There have been few interpretations of Article XX(a) of the General Agreement on Tariffs and Trade (GATT 1994) – the specific exception that justifies what would ordinarily be a State’s GATT-inconsistent measure, unless such measure is deemed “necessary to protect public morals”. As with any of the ten enumerated exceptions under Article XX of GATT 1994, a State invoking GATT Article XX(a) must first meet the requirements of the specific exception (e.g. demonstrating that the challenged measure is indeed “necessary to protect public morals”), and thereafter show that the challenged measure also complies with the overall requirements of ‘good faith’ (Brazil – Measures Affecting Imports of Retreaded Tyres, Appellate Body Report of 3 December 2007, at para. 215) as contained in the chapeau to Article XX (e.g. demonstrating that the challenged measure is not being applied in a manner which would constitute a means of arbitrary or unjustifiable discrimination between countries where the same conditions prevail, or a disguised restriction on international trade). The 25 November 2013 Panel Report in European Communities – Measures Prohibiting the Importation and Marketing of Seal Products [hereafter, “EC-Seal Products“] issued the very first decision upholding a State’s right to regulate for public morals as an exception under Article XX(a) of GATT 1994, in relation to ongoing trade arising from seal hunting (pictured above left,) and seal products.

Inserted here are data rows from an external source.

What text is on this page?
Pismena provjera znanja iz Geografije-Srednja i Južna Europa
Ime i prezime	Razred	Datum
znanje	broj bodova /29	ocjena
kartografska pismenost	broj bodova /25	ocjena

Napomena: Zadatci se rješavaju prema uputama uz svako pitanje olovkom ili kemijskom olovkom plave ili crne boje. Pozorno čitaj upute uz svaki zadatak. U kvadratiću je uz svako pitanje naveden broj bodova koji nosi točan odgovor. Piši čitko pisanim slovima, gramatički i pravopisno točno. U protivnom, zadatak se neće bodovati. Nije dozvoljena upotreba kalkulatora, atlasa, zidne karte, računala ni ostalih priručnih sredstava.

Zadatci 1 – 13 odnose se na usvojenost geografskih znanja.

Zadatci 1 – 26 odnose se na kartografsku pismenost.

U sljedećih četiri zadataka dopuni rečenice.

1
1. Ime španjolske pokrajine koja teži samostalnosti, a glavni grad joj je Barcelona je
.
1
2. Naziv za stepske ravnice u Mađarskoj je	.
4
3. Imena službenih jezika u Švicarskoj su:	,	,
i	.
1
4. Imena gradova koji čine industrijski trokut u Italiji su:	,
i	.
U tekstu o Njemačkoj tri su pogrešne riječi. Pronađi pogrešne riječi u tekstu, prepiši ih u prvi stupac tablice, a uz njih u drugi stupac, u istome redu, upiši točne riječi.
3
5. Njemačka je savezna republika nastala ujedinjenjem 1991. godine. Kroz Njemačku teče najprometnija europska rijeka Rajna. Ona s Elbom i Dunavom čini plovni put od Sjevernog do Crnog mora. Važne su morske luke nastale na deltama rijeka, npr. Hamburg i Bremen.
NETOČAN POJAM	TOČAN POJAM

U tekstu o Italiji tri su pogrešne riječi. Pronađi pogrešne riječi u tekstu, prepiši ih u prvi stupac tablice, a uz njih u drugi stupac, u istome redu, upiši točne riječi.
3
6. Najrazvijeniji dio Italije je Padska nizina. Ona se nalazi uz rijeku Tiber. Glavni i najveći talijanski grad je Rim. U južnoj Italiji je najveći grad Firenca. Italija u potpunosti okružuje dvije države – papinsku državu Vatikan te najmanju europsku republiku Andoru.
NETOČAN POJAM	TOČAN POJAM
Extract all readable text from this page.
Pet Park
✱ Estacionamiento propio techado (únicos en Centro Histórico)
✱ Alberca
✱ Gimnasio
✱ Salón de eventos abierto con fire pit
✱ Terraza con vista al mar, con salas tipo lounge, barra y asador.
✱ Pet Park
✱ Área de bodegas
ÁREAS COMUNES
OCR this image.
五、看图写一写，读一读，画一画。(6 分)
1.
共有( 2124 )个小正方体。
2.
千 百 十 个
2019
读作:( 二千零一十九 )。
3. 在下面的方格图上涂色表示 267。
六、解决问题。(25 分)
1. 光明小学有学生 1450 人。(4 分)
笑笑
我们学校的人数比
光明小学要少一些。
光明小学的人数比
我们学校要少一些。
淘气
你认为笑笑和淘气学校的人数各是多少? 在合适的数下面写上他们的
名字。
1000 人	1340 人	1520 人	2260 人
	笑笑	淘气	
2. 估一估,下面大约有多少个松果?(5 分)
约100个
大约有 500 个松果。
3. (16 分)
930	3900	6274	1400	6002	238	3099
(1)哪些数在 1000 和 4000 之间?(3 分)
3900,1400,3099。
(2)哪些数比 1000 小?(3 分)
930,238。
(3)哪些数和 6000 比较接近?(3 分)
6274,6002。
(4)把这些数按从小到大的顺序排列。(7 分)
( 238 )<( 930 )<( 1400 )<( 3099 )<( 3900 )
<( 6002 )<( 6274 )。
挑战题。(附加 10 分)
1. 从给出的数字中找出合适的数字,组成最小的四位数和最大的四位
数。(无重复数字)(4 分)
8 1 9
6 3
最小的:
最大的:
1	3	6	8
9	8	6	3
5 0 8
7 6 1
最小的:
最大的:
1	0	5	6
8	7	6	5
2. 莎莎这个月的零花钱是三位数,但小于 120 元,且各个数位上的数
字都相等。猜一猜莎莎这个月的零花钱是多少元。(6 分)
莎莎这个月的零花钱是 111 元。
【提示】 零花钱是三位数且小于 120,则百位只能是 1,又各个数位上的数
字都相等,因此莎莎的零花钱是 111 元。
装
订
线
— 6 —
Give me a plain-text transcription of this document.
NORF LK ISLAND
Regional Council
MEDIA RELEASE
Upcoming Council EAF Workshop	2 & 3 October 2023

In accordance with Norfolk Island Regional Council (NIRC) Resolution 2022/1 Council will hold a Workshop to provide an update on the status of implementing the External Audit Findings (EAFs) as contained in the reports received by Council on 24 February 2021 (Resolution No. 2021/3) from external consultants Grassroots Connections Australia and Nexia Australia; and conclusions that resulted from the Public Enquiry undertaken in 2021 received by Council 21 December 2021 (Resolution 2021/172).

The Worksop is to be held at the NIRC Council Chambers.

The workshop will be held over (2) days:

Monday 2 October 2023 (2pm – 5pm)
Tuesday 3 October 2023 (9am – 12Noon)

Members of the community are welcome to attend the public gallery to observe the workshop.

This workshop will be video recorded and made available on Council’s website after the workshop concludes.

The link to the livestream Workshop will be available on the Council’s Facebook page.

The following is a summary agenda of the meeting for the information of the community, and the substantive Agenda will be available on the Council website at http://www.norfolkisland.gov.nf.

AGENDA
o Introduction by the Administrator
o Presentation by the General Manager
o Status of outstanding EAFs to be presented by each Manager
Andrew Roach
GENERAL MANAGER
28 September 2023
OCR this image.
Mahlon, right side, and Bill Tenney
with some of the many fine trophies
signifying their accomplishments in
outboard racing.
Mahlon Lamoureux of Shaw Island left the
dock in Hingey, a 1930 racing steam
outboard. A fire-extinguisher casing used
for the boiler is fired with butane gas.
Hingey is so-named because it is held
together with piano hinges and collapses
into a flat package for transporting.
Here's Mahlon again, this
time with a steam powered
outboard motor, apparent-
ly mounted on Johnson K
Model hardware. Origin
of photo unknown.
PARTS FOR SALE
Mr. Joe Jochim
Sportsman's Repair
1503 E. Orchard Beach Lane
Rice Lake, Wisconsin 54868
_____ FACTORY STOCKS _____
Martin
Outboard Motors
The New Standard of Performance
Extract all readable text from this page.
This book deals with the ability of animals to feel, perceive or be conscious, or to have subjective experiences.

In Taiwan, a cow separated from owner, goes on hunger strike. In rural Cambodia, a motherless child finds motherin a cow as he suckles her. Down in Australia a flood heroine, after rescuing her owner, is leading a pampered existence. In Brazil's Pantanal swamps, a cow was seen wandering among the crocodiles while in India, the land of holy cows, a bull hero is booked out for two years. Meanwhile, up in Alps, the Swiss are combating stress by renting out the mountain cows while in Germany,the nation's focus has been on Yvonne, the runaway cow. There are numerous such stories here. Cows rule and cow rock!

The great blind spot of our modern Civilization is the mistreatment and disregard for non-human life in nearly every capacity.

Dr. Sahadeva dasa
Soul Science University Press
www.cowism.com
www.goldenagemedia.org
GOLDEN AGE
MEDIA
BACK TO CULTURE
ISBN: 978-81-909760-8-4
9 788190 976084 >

It may be recalled that the 2009 Panel Report in China- Measures Affecting Trading Rights and Distribution Services for Certain Publications and Audiovisual Entertainment Products [hereafter, “China – Publications and Audiovisual Products“] was the first occasion for a WTO panel to directly interpret the scope and meaning of measures “necessary to protect public morals” under GATT Article XX(a). China had invoked the “public morals” exception in GATT Article XX(a) to justify a set of measures that regulated the entry of foreign publications, audiovisuals and other media forms. China argued that its regulations were designed to protect public morals in China by reviewing the content of foreign cultural goods and forms of expression that could potentially collide with significant values in Chinese society. The China – Publications and Audiovisual Products Panel had little trouble accepting the interpretation of “public morals” (China-Publications and Audiovisual Products, para. 7.759) already laid down in the 2004 Panel Report in United States- Measures Affecting the Cross-Border Supply of Gambling and Betting Services [hereafter, “US-Gambling“], which had defined “public morals” in Article XIV of the General Agreement on Trade in Services (GATS), as “standards of right and wrong conduct maintained by or on behalf of a community or nation” (US – Gambling, para. 6.465). However, the Panel ultimately rejected China’s assertion of GATT Article XX(a) exception (China-Publications and Audiovisual Products, para. 7.911), finding that China had failed to show the “necessity” of its challenged measures for the supposed purpose of protecting public morals. The Appellate Body upheld these findings in its December 2009 Report.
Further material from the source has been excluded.